Einen Moment nimmt sie sich noch, vertieft in ihre Gedanken, bevor sie sich in Bewegung setzt. Eine von der Kälte leicht zitternde Hand greift in die Jackentasche des schwarzen Mantels, aus welchem sie ein Feuerzeug herauszieht. Hell erleuchtet seine Flamme die Nacht und steckt kurz darauf die dicke weiße Kerze an, die auf dem kleinen Stein schon eine Weile wartet, bis ihre Zeit gekommen ist.

Nun steht die Braunhaarige auf. Noch einen langen, warmen Blick schenkt sie dem Grabstein. Jedoch wird diese Stille unterbrochen.

„Mama, Mama! Mir ist kalt! Können wir nach Hause gehen?" Im Augenwinkel kann ich sehen, wie sich die Angesprochene eine einzelne, letzte Träne von der Wange wischt, bevor sie sich mit einem Lächeln im Gesicht umdreht.

Es ist das Kleine Mädchen, das schon vorhin an mir vorbeigelaufen ist, welches sie nun in ihre Arme schließt.
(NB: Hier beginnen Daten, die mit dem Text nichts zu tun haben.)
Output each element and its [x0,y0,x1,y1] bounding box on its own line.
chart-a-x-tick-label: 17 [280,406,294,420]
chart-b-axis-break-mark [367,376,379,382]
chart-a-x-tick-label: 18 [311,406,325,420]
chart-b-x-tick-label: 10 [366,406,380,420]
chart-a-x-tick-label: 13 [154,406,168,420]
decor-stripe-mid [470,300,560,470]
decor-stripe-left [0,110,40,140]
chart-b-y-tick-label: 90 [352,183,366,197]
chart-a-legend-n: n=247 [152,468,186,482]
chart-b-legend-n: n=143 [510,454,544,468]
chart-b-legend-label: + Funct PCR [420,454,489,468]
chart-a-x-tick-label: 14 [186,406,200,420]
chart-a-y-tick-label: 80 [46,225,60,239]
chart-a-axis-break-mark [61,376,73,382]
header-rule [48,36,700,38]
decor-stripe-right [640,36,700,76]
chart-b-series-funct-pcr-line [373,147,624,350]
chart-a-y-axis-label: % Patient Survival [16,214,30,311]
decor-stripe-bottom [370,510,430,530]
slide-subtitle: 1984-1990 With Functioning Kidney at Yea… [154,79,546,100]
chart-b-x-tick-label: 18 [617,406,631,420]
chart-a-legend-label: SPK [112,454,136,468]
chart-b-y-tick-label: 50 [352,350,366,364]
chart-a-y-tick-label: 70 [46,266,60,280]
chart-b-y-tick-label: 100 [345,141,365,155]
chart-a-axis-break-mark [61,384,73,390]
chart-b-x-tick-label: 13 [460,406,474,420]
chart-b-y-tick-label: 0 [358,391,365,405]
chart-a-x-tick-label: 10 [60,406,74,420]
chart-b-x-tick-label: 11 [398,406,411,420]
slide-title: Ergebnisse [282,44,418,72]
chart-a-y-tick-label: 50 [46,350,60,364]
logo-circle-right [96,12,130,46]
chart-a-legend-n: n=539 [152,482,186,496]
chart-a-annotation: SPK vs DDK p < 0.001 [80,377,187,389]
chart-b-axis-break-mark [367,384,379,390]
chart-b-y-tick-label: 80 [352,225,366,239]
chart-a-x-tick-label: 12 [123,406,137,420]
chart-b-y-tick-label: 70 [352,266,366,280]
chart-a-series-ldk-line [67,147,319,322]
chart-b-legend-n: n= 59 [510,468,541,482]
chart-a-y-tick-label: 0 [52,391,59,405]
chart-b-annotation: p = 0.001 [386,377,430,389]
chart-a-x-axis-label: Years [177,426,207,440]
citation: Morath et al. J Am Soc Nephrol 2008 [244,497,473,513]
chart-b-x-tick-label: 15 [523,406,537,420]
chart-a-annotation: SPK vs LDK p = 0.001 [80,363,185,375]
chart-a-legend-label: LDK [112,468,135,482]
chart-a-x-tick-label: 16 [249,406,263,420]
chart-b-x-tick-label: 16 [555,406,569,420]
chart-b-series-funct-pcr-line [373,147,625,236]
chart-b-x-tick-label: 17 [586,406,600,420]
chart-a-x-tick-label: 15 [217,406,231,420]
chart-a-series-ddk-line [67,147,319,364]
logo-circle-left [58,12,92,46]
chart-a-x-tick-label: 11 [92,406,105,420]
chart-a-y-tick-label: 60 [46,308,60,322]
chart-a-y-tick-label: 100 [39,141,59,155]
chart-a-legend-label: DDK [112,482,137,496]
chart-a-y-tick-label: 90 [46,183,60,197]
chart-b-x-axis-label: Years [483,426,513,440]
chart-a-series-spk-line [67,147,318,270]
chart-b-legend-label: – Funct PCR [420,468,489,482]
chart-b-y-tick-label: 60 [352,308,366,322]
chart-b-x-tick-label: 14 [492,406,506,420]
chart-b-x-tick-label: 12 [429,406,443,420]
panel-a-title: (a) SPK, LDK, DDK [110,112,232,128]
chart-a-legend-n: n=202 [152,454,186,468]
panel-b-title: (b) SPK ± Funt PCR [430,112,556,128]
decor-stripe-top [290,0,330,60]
Liebevoll, so, als hätte sie Angst, sie zu verlieren.

Auch ich habe ein Lächeln im Gesicht, als ich mich wieder der Dunkelheit, dem Grabstein, der Kerze zuwende.

Jedes Jahr zündet sie eine an. Und jedes Jahr bleibe ich so lange hier stehen, bis das Licht erloschen ist. Erst dann gehe ich wieder. Und hoffe schon beim ersten Schritt, dass wenn ich nächstes Jahr wiederkomme, ich sie wiedersehen werde, sie wieder an meinem Grab knien wird und sie auch wieder eine Kerze für mich anzündet.